A horse racing team in California is facing a $6 million civil suit alleging it failed to adequately train its employees, including some who were not licensed to race.
The suit, filed in federal court in Los Angeles, accuses the Southern California Racing Commission of failing to train its trainers to properly train horses in accordance with state and federal rules.
The allegations come as the horse industry faces mounting scrutiny over the deadly crash at the track that killed two people.
The lawsuit, filed Wednesday in U.S. District Court in Los Angeles, alleges that the Southern CA Racing Commission failed to properly supervise its trainers as required by state and national racing rules, and it failed, in the past two years, to adequately educate its staffs on how to safely conduct themselves while in training.
It was filed by the Southern Californian Horse Racing Association, the California Racing Industry Association, Horsemen of Southern California and the California Horsemen Association.

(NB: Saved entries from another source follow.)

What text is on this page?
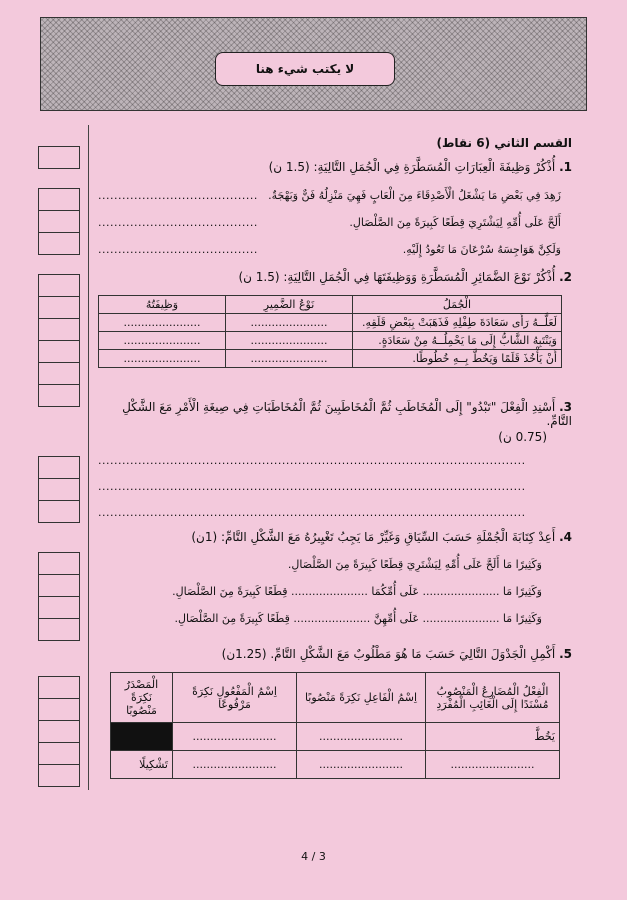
لا يكتب شيء هنا
القسم الثاني (6 نقاط)
1. أُذْكُرْ وَظِيفَةَ الْعِبَارَاتِ الْمُسَطَّرَةِ فِي الْجُمَلِ التَّالِيَةِ: (1.5 ن)
........................................ زَهِدَ فِي بَعْضِ مَا يَشْغَلُ الْأَصْدِقَاءَ مِنَ الْعَابٍ فَهِيَ مَنْزِلُهُ فَنٌّ وَبَهْجَةٌ.
........................................	أَلَحَّ عَلَى أُمِّهِ لِيَشْتَرِيَ قِطَعًا كَبِيرَةً مِنَ الصَّلْصَالِ.
........................................	وَلَكِنَّ هَوَاجِسَهُ سُرْعَانَ مَا تَعُودُ إِلَيْهِ.
2. أُذْكُرْ نَوْعَ الضَّمَائِرِ الْمُسَطَّرَةِ وَوَظِيفَتَهَا فِي الْجُمَلِ التَّالِيَةِ: (1.5 ن)
الْجُمَلُ	نَوْعُ الضَّمِيرِ	وَظِيفَتُهُ
لَعَلَّــهُ رَأَى سَعَادَةَ طِفْلِهِ فَذَهَبَتْ بِبَعْضِ قَلَقِهِ.	......................	......................
وَيَنْتَبِهُ الشَّابُّ إِلَى مَا يَحْمِلُــهُ مِنْ سَعَادَةٍ.	......................	......................
أَنْ يَأْخُذَ قَلَمًا وَيَخُطَّ بِــهِ خُطُوطًا.	......................	......................
3. أَسْنِدِ الْفِعْلَ "تَبْدُو" إِلَى الْمُخَاطَبِ ثُمَّ الْمُخَاطَبِينَ ثُمَّ الْمُخَاطَبَاتِ فِي صِيغَةِ الْأَمْرِ مَعَ الشَّكْلِ التَّامِّ.
(0.75 ن)
...........................................................................................................
...........................................................................................................
...........................................................................................................
4. أَعِدْ كِتَابَةَ الْجُمْلَةِ حَسَبَ السِّيَاقِ وَغَيِّرْ مَا يَجِبُ تَغْيِيرُهُ مَعَ الشَّكْلِ التَّامِّ: (1ن)
وَكَثِيرًا مَا أَلَحَّ عَلَى أُمِّهِ لِيَشْتَرِيَ قِطَعًا كَبِيرَةً مِنَ الصَّلْصَالِ.
وَكَثِيرًا مَا ...................... عَلَى أُمِّكُمَا ...................... قِطَعًا كَبِيرَةً مِنَ الصَّلْصَالِ.
وَكَثِيرًا مَا ...................... عَلَى أُمِّهِنَّ ...................... قِطَعًا كَبِيرَةً مِنَ الصَّلْصَالِ.
5. أَكْمِلِ الْجَدْوَلَ التَّالِيَ حَسَبَ مَا هُوَ مَطْلُوبٌ مَعَ الشَّكْلِ التَّامِّ. (1.25ن)
الْفِعْلُ الْمُضَارِعُ الْمَنْصُوبُ مُسْنَدًا إِلَى الْغَائِبِ الْمُفْرَدِ	اِسْمُ الْفَاعِلِ نَكِرَةً مَنْصُوبًا	اِسْمُ الْمَفْعُولِ نَكِرَةً مَرْفُوعًا	الْمَصْدَرُ نَكِرَةً مَنْصُوبًا
يَخُطَّ	........................	........................	
........................	........................	........................	تَشْكِيلًا
4 / 3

The group representing Southern California’s horse racing industry has also filed a similar lawsuit.
The Los Angeles Times reported the lawsuit in February that a team of 12 horses had not been trained properly since 2008.
A spokesman for the Southern Calif.
Racing Commission told the Los Angeles Examiner that the agency had not yet responded to the lawsuit.
He also noted that the lawsuit was being filed on behalf of the Southern Cali Racing Association.